La risposta è, fortunatamente, positiva. Il garage, infatti, può essere ‘scorporato’ dalla vendita dell’abitazione, grazie alle norme entrate in vigore nel 1985: gli spazi per i parcheggi così realizzati non sono più gravati da vincoli pertinenziali di sorta né da diritti d’uso a favore dei proprietari di altre unità immobiliari e sono trasferibili autonomamente da esse.
Prima di questa data, la separazione tra garage e casa non era infatti possibile, la vendita divisa era vietata in modo tale da non alterare il rapporto (previsto dalla legge del 1942) tra superficie di parcheggio e metri cubi di costruzione.
Ad oggi, questo problema non sussiste più. Spetta infatti al proprietario decidere cosa costituisce «pertinenza» del bene principale: allo stesso modo, egli potrà poi sciogliere in qualunque momento tale legame.

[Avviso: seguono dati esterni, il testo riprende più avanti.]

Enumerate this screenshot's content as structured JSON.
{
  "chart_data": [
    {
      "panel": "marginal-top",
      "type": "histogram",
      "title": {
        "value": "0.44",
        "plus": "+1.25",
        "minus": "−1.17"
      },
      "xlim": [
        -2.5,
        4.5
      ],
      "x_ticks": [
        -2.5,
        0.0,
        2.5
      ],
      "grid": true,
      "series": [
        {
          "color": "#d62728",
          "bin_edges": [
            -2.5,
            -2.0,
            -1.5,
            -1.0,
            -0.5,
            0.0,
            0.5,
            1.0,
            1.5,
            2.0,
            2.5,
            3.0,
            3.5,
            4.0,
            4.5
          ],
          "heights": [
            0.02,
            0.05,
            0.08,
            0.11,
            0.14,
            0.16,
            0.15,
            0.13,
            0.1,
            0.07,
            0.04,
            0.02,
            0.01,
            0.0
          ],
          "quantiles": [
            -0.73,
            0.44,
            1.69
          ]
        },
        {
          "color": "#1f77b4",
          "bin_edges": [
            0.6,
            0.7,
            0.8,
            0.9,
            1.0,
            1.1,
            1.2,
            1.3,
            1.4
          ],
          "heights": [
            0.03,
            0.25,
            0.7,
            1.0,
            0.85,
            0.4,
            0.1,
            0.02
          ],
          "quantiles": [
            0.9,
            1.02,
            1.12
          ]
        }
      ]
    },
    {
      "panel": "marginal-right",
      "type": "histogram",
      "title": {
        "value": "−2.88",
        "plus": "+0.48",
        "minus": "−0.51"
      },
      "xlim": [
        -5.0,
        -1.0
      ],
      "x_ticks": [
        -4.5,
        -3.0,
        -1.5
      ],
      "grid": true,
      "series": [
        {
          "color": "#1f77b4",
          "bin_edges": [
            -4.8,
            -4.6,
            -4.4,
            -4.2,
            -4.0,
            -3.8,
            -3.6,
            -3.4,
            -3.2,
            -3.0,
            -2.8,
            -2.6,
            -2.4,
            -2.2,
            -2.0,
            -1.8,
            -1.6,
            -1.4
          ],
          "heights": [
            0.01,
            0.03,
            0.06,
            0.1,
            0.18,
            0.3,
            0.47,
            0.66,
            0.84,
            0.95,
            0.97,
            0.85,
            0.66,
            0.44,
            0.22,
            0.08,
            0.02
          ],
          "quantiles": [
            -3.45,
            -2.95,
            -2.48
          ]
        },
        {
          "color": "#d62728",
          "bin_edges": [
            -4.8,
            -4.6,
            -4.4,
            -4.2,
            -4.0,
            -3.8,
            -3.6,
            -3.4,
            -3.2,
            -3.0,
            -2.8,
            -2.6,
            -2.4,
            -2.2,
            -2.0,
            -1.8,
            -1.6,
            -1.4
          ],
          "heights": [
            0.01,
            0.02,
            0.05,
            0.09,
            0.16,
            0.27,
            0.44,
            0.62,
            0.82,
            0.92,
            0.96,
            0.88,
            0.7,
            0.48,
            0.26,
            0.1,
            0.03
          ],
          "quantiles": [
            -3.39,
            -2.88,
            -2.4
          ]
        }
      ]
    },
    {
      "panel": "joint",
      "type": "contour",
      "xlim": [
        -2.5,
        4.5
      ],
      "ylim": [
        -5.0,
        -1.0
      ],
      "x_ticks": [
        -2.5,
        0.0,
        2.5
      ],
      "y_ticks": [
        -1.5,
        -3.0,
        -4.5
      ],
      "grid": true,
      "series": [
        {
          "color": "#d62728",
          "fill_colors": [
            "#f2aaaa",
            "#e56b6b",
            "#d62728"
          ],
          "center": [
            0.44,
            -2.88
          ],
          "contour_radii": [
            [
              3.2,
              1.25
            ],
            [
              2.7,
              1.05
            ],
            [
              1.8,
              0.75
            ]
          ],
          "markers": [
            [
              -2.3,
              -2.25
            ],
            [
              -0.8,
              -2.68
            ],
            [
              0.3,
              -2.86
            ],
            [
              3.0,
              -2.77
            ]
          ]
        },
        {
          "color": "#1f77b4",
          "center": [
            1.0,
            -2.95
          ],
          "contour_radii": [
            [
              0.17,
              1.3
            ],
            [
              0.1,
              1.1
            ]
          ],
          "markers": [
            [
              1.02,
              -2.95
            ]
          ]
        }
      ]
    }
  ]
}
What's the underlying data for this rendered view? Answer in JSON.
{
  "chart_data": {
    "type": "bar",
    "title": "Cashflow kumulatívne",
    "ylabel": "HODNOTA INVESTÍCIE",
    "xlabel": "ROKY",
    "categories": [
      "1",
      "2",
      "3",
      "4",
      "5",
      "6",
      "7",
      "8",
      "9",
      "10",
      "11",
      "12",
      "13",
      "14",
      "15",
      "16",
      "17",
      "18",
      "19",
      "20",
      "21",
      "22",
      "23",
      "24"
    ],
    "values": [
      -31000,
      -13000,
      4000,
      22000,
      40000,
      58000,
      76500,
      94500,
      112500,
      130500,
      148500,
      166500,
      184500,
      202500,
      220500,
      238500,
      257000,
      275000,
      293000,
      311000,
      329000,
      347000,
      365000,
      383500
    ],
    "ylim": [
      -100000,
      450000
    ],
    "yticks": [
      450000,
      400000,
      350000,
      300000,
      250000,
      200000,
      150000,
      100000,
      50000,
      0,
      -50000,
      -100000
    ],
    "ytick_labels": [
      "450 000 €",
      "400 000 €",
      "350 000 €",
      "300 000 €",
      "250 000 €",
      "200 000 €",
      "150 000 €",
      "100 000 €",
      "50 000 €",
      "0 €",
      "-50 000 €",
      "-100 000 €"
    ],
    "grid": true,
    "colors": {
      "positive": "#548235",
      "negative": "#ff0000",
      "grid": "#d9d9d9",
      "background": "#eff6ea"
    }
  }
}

Tutto ciò comporta che sia lo stesso proprietario a poter decidere se vendere i due beni a soggetti distinti, avendo la libertà sia di creare un vincolo ‘pertinenziale’, sia di cessarlo quando lo ritiene opportuno.
Dunque, in altre parole, è totalmente possibile procedere alla vendita del solo appartamento separatamente dal box (contraddistinto da differente identificativo catastale): sia che si scelga di non vendere il garage per continuare a usarlo – nonostante la vendita dell’appartamento -, sia che si scelga di metterlo in vendita a un terzo, il garage potrà così non essere più obbligatoriamente legato alla vendita della casa.
Che eccezioni ci sono?
Ciò che abbiamo appena elencato può trovare però, a sua volta, delle eccezioni. È il caso dei ‘parcheggi Tognoli’ che – a seguito dell’omonima legge Tognoli del 1989 – prevede un procedimento diverso per questo tipo di vendita.
L’obiettivo di questa legge è quello di garantire a ciascun titolare di appartamento in condominio un posto auto, annullando così la possibilità di vendita dei parcheggi se effettuati separatamente dall’unità principale alla quale sono collegati.
Da sottolineare è che questa legge non è applicabile per i parcheggi condominiali già in uso, che sono stati costruiti prima del 1989, bensì si applica obbligatoriamente nelle ristrutturazioni e nuove progettazioni condominiali.
Tale normativa, però, è stata attenuata dall’articolo 10 del Dl 9 febbraio 2012, n. 5 che ha consentito il trasferimento del parcheggio a patto che vi sia contestuale destinazione dello stesso a pertinenza di un’altra unità immobiliare sita nello stesso Comune.